The Church-Turing thesis is not logically provable, as it asserts that an informal concept, 'any solvable problem', can be formally defined as 'any problem solvable by a Turing machine', or equivalently by a few other models of computation (primitive recursive functions, lambda calculus, others discovered in the meantime).

The equivalency of the formal models is well-proven. However, equivalency between a formal construct and an informal human idea is outside the realm of what we can even attempt to currently prove.


I firmly believe that raw intelligence has little to do with our lead as a species, and it may even be the case that there are numerous animals with more raw intelligence than humans, especially predators.

Our advantage comes from our ability to pass information on to eachother. A piece of knowledge that took 10,000 hours of thinking, observing, and experimenting to come by may only take 4 hours to pass on.

Humans can do this much better than any other animal. That's a skill borne of communication advantages, not raw intelligence advantages.


> I firmly believe that raw intelligence has little to do with our lead as a species

This statement carries no meaning unless you define what "raw intelligence" is.


Perhaps, but animals do not seem to understand abstract concepts as well as us. This may be linked to language too. Without the ability to make analogies in their brain, no crocodile will figure out the worlds made of atoms or if you rub sticks really quickly they make fire.

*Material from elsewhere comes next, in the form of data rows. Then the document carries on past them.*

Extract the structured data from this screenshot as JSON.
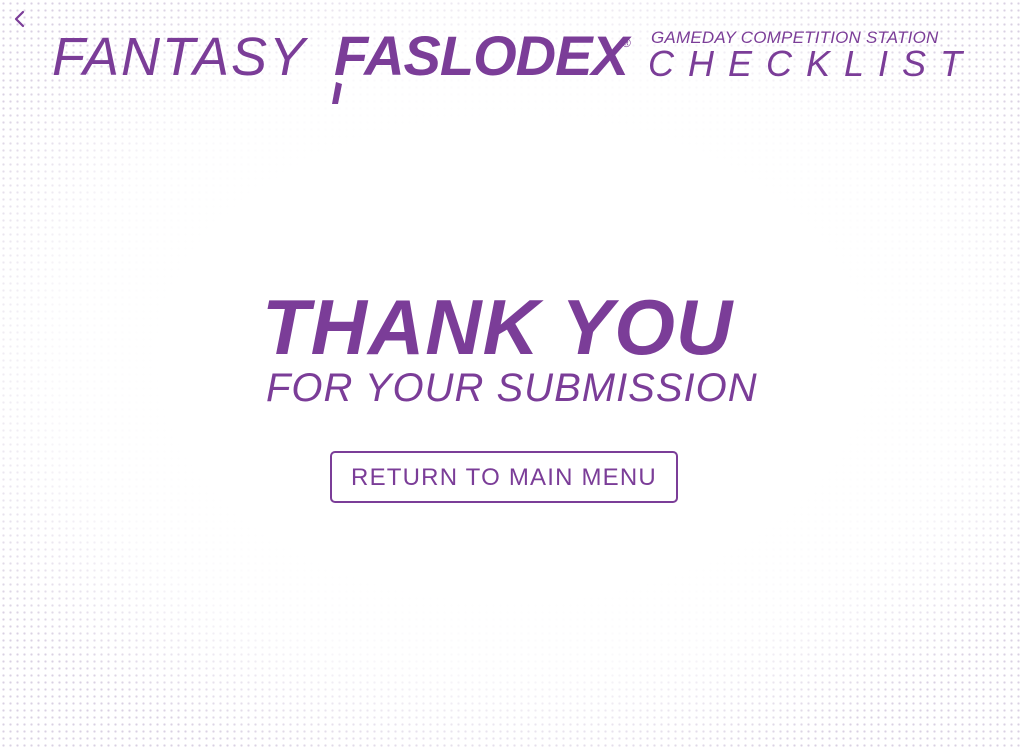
{
  "nav": {
    "back_icon": "chevron-left-icon"
  },
  "header": {
    "brand_prefix": "FANTASY",
    "brand_name": "FASLODEX",
    "registered_mark": "®",
    "station_label": "GAMEDAY COMPETITION STATION",
    "checklist_label": "CHECKLIST"
  },
  "main": {
    "title": "THANK YOU",
    "subtitle": "FOR YOUR SUBMISSION",
    "return_button_label": "RETURN TO MAIN MENU"
  },
  "colors": {
    "brand_purple": "#7b3d98",
    "background": "#ffffff",
    "dot_pattern": "#d9d0e2"
  }
}
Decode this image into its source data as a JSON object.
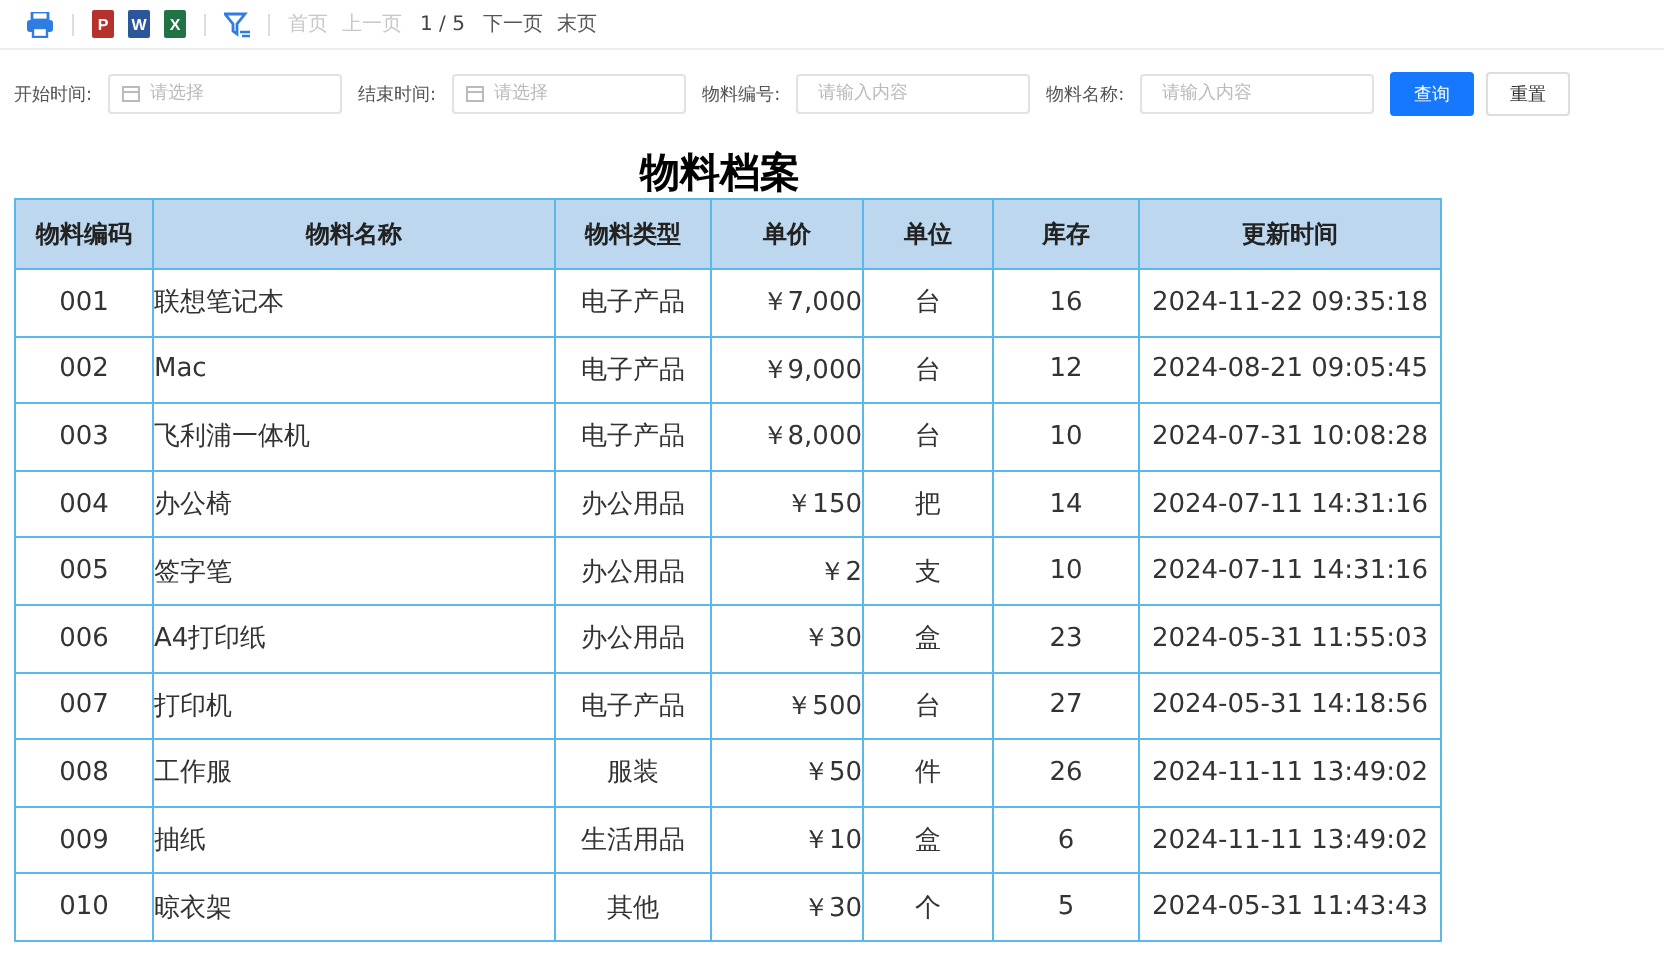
{
  "toolbar": {
    "exports": [
      {
        "kind": "ppt",
        "letter": "P"
      },
      {
        "kind": "word",
        "letter": "W"
      },
      {
        "kind": "excel",
        "letter": "X"
      }
    ],
    "pager": [
      {
        "label": "首页",
        "disabled": true
      },
      {
        "label": "上一页",
        "disabled": true
      }
    ],
    "page": "1 / 5",
    "pager_next": [
      {
        "label": "下一页",
        "disabled": false
      },
      {
        "label": "末页",
        "disabled": false
      }
    ]
  },
  "filters": [
    {
      "kind": "date",
      "label": "开始时间:",
      "placeholder": "请选择"
    },
    {
      "kind": "date",
      "label": "结束时间:",
      "placeholder": "请选择"
    },
    {
      "kind": "text",
      "label": "物料编号:",
      "placeholder": "请输入内容"
    },
    {
      "kind": "text",
      "label": "物料名称:",
      "placeholder": "请输入内容"
    }
  ],
  "buttons": [
    {
      "kind": "primary",
      "label": "查询"
    },
    {
      "kind": "default",
      "label": "重置"
    }
  ],
  "table": {
    "title": "物料档案",
    "columns": [
      "物料编码",
      "物料名称",
      "物料类型",
      "单价",
      "单位",
      "库存",
      "更新时间"
    ],
    "rows": [
      [
        "001",
        "联想笔记本",
        "电子产品",
        "￥7,000",
        "台",
        "16",
        "2024-11-22 09:35:18"
      ],
      [
        "002",
        "Mac",
        "电子产品",
        "￥9,000",
        "台",
        "12",
        "2024-08-21 09:05:45"
      ],
      [
        "003",
        "飞利浦一体机",
        "电子产品",
        "￥8,000",
        "台",
        "10",
        "2024-07-31 10:08:28"
      ],
      [
        "004",
        "办公椅",
        "办公用品",
        "￥150",
        "把",
        "14",
        "2024-07-11 14:31:16"
      ],
      [
        "005",
        "签字笔",
        "办公用品",
        "￥2",
        "支",
        "10",
        "2024-07-11 14:31:16"
      ],
      [
        "006",
        "A4打印纸",
        "办公用品",
        "￥30",
        "盒",
        "23",
        "2024-05-31 11:55:03"
      ],
      [
        "007",
        "打印机",
        "电子产品",
        "￥500",
        "台",
        "27",
        "2024-05-31 14:18:56"
      ],
      [
        "008",
        "工作服",
        "服装",
        "￥50",
        "件",
        "26",
        "2024-11-11 13:49:02"
      ],
      [
        "009",
        "抽纸",
        "生活用品",
        "￥10",
        "盒",
        "6",
        "2024-11-11 13:49:02"
      ],
      [
        "010",
        "晾衣架",
        "其他",
        "￥30",
        "个",
        "5",
        "2024-05-31 11:43:43"
      ]
    ]
  }
}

Then you should read Rodney Brooks for an argument against AGI coming soon with no mention of human exceptionalism. In fact, he argues that an artificially created organism with intelligence is more likely soon than an engineered one.

>> there is a DAMN surprising level of intelligence in significantly less complex life. we are just so attached to intelligence as defined by human culture to call it as it is.

Totally agree btw


I think quite the opposite: the vast difference between living beings' ability to learm how to exist in their environment (including other living beings and sometimes social structures) and the very limited successes of even modern AI still show that we are very far away from AGI.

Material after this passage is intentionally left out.